Profits are monthly credited to the investor after taxes, emoluments and expenses. There is also those 5% to be deposited as contingency, with no losses to the taxes calculations, on top of the 20% of the income. There is no deadlines for a stay at a real estrate fund.

As any other investment, real estate funds are also exposed to risks. The bigger for this kind of fund is called ‘vacancy’. If a fund acquires a commercial building and the project proves to be a failure, the fund will not assure earnings from renting the units. The same happens when a realty loses value for any particular reason.

So, while investing, profitability might be an important aspects, but should not be the crucial aspect of any decision. One must analyze all properties owned by the fund, their vacancy rates, quality, status and future perspectives for the property and region where it is located, and then make a decision on investing or not.

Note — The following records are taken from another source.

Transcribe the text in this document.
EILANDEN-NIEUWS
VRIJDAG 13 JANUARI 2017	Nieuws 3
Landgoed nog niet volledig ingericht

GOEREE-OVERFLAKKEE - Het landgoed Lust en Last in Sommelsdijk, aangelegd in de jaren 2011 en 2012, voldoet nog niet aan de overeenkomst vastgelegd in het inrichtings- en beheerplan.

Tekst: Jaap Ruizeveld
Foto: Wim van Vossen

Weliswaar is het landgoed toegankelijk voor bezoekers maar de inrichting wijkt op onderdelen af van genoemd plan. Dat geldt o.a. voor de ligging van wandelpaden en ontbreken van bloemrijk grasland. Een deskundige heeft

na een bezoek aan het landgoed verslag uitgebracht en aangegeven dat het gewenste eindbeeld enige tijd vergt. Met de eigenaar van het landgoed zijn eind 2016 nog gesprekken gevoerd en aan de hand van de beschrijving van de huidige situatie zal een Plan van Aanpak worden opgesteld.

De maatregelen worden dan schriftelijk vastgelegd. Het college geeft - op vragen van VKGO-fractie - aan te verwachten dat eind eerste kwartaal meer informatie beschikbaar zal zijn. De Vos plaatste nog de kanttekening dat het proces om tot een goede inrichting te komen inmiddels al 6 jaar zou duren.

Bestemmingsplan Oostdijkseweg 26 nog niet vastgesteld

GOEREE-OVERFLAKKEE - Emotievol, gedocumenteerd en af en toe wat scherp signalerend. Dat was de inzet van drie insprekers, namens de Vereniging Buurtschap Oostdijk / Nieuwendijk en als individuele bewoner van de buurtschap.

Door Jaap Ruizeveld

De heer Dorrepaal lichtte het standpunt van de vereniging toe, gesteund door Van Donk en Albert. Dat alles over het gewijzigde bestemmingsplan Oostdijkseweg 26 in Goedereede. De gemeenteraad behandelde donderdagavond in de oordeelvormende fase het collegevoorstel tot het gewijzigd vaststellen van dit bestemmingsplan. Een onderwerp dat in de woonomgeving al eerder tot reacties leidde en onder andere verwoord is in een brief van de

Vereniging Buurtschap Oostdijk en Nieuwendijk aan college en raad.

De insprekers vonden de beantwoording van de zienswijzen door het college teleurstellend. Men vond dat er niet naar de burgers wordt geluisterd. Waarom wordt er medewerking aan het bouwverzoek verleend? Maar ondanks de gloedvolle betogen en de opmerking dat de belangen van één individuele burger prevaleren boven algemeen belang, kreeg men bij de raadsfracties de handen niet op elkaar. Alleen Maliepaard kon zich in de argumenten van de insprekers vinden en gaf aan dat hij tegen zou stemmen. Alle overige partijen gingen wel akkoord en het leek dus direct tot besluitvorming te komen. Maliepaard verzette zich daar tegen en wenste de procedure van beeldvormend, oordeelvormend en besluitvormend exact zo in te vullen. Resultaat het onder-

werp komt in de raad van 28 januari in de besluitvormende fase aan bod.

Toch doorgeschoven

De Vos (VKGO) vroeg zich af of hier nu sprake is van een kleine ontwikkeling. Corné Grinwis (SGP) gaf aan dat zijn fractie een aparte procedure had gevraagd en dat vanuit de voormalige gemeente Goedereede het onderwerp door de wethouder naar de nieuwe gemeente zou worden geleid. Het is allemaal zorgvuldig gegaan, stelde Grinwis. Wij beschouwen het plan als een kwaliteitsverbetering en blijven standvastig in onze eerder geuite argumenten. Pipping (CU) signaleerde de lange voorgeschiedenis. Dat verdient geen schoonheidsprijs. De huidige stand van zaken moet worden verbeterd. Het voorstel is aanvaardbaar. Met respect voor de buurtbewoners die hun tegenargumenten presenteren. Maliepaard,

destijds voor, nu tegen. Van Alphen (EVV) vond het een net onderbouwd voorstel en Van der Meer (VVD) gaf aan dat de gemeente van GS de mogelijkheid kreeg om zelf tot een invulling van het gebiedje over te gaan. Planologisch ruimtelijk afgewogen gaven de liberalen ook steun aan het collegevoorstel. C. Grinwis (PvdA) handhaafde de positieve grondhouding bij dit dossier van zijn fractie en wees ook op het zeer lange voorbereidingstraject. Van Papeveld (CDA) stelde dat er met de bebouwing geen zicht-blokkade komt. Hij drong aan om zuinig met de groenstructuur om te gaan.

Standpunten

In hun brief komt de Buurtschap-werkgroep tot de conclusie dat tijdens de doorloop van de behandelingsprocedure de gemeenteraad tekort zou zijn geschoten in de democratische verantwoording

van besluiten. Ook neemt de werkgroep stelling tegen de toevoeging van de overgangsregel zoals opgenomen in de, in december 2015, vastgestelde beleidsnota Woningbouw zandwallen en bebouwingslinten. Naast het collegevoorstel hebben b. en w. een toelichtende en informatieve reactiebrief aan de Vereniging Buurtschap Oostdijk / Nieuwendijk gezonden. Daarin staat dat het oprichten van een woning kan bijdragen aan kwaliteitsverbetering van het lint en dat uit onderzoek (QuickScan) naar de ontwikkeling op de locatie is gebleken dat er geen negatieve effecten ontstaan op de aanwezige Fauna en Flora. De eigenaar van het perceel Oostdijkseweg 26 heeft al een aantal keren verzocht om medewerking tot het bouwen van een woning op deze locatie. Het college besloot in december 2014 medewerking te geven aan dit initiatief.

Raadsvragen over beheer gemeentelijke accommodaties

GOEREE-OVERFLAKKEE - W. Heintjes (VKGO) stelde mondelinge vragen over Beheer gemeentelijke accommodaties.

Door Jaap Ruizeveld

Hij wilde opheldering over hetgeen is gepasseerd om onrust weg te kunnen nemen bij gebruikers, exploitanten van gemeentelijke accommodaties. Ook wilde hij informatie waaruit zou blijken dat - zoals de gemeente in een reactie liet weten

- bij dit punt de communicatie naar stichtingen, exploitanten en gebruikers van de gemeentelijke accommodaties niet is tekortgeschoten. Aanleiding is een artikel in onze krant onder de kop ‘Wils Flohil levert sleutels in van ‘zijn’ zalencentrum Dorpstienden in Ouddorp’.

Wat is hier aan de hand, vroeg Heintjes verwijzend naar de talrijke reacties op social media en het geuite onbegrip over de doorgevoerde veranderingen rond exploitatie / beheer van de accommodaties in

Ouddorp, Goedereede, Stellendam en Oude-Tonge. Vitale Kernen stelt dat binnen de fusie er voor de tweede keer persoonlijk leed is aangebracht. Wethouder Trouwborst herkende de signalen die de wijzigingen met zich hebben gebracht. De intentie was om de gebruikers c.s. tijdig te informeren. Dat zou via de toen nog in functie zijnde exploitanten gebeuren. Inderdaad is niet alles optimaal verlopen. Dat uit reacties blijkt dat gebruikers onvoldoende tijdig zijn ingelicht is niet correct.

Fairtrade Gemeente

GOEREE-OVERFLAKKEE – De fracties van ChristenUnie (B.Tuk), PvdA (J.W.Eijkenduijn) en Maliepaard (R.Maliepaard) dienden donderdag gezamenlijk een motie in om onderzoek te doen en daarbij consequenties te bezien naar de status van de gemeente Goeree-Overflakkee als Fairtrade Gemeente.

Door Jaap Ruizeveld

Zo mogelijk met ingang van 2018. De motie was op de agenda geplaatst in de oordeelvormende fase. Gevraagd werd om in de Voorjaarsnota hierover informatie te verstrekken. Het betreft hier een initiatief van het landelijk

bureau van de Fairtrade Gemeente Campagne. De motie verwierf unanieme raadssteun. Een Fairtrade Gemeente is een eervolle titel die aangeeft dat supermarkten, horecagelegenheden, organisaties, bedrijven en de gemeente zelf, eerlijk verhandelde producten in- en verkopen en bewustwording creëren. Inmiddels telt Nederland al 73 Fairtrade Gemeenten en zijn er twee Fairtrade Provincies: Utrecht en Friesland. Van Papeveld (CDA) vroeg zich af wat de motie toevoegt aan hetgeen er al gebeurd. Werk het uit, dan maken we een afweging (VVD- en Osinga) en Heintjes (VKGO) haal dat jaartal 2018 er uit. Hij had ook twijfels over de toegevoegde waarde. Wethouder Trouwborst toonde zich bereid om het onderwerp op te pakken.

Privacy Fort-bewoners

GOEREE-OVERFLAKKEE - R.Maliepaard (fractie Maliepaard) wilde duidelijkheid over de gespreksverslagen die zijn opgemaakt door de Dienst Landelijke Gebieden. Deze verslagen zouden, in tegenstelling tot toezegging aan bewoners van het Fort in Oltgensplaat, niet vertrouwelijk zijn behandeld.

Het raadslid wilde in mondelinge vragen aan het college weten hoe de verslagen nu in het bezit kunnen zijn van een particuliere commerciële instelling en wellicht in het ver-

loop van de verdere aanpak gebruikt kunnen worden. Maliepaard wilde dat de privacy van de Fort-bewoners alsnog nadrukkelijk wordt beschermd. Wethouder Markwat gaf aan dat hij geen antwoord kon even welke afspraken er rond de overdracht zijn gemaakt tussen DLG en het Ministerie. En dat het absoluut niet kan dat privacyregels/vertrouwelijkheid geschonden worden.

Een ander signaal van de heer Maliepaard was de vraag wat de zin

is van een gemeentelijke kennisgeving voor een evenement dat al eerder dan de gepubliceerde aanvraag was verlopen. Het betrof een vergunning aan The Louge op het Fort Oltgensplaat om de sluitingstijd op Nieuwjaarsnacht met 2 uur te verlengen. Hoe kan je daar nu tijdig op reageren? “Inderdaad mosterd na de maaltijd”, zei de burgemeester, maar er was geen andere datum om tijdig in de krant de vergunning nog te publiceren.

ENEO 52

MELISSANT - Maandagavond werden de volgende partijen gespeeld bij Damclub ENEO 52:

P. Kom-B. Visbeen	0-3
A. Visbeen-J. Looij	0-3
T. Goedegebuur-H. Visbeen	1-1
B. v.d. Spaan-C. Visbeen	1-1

To know more about real estate funds traded at the stock exchange, please click in the following link:

2. Taxation

Real estate funds based on rent and leasing contracts with individuals are free of taxes. However, if you make profits from selling quotas, income tax is due at a rate of 20%. So, if you purchased quotas on a fund, and after some time you can sell them with profits, then you need to pay taxes. On the other, for companies the income tax of 20% is valid for any operation with real estate funds.

3. Advantages

  • Tax-free for funds based on rents and leasing contracts with individuals;
  • Monthly profits;
  • Low initial investment;
  • Possibility of investing in really large properties, and a good way of diversifying assets;

4. Disadvantages

  • Real estate funds are not backed by the guaranty fund;
  • Administrator’s fees can compromise profits;
  • Vacancy risks;
  • Low liquidity – as you can only sell quotas in the secondary market, liquidity tends to be low. That can distort the value of the quotas. That means, if you want to get into a real estate fund, will have to buy shares from another investor, and he may want a higher price than it’s worth, and you will have few options if you really want to enter this particular fund, it can not be other vendors.